At World's End – Bruny Island Hideaway by Maguire + Devine Architects
“New architecture is an extension of the wider city or landscape. It connects us to the places in which we spend our lives. It connects us to the wider community and to the environment. It allows us to appreciate our surroundings, to feel the sun, hear the rain and smell the bush, to capture the long views to distant water or hills.” – Dan Devine
Nearing the southern-most tip of Tasmania lies it’s small but fierce accomplice named Bruny Island. It is a place of rugged coast line and wilderness. Where there is nothing but ocean between the south coast and Antarctica. Separated from Tasmania by the D’Entrecasteaux Channel where one can view the lights of Aurora Australis. A place where nature is at its purest, and being there is being with nature to observe it in all its majesty. The township of Alonnah is located on the west coast of Bruny Island and is the site of Maguire + Devine Architects’ project, Bruny Island Hideaway. A project modest in stature, but grand in character and connection to its natural environment.
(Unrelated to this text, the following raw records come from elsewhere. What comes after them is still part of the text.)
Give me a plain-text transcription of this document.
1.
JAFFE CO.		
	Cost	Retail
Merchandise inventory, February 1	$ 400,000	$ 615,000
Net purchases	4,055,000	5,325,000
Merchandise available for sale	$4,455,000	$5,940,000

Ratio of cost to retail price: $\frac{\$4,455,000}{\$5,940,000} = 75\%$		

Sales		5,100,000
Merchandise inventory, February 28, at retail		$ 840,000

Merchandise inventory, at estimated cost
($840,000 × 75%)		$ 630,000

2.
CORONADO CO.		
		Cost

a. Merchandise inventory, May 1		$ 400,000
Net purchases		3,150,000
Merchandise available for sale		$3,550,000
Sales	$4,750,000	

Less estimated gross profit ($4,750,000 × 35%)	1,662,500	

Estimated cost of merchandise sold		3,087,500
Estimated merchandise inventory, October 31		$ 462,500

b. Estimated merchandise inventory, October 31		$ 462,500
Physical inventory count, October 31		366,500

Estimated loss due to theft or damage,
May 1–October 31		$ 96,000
This off-grid modern-day log cabin draws inspiration from the client’s past, who was born in Taiwan and grew up experiencing Japanese architecture built during the occupation. Through this, she developed a strong love for minimalist design and envisioned a holiday home where “stuff” would not clutter her time of relaxation. The brief was to “design a building as a piece of furniture,” in which all furniture was to be built in, aside from the low dining table and mattress in the loft bedroom. The Hobart based firm of Maguire + Devine Architects, consisting of Hugh Maguire, Dan Devine and Rob Maver were the perfect selection to deliver this concept based on their combined experience and genuine appreciation for the design of small spaces.
The Bruny Island Hideaway by Maguire + Devine Architects is a project modest in stature, but grand in character and connection to its natural environment.
Maguire states, “If the first principle of sustainability is to reserve the earth’s resources for future generations then we should build less; building well and only what is needed. Like a favourite piece of furniture, this highly crafted cabin will be loved and preserved.” Bruny Island Hideaway is a highly considered response to the client’s desire for a place of effortless retreat. A refuge providing all she needs on her 99 acres of bushland to enjoy the simple pleasures of reading, playing violin and star gazing.
As one enters the grassy meadow, a first glimpse of the cabin evokes a sense of sanctuary and comfort. The freestanding entrance pergola with stores of firewood suggest many hours of contentment by the fireplace with a book and glass of wine; passing through its threshold defines the moment of submission to that pace.
Measuring at just 28m², Bruny Island Hideaway may be small, but every corner is carefully designed to its highest potential, ensuring the open plan living/kitchen/dining area a spaciousness that is impressive for its volume.
Timber decks extend to the east and west of the cabin and allow for ample opportunity to soak up morning and afternoon sun, they are deliberately low enough to remove the obstruction of balustrades and provide additional outdoor seating. Full-height sliding doors, with an opacity similar to Japanese rice paper screens, multiply the scale of the home by opening it up to the expansive landscape around. Maguire describes, “The transformation of the space when the frameless sliding doors are open is dramatic. With both doors open the cabin space feels more like a basic shelter in a wider landscape.”
As one enters the grassy meadow, a first glimpse of the cabin evokes a sense of sanctuary and comfort.
A transition of dark to blonde timber upon entering the cabin indicates you have stepped into a gentle place of calm. The palette of the interior bares many similarities to the external landscape. This carries the eye outward and gives the illusion that the space extends into the surrounding nature, not confined to the structure of the building. Sculpting all the built-in joinery with similarly matched timber makes it possible to observe the subtle forms they create within the space. Nested upstairs is the loft bedroom that serves as an even more private nook of sublime solitude.
Taking only what it needs, Bruny Island Hideaway runs self-sufficiently to provide an ideal habitat where temperature is passively regulated through the open doors to the heightened ceiling void; the central baker’s oven heats the cabin fuelled by fallen timber from the site; concealed underground tanks are used to collect clean drinking water, and the steep north-facing roof is optimally pitched for solar panels to collect energy and natural light into the skylight.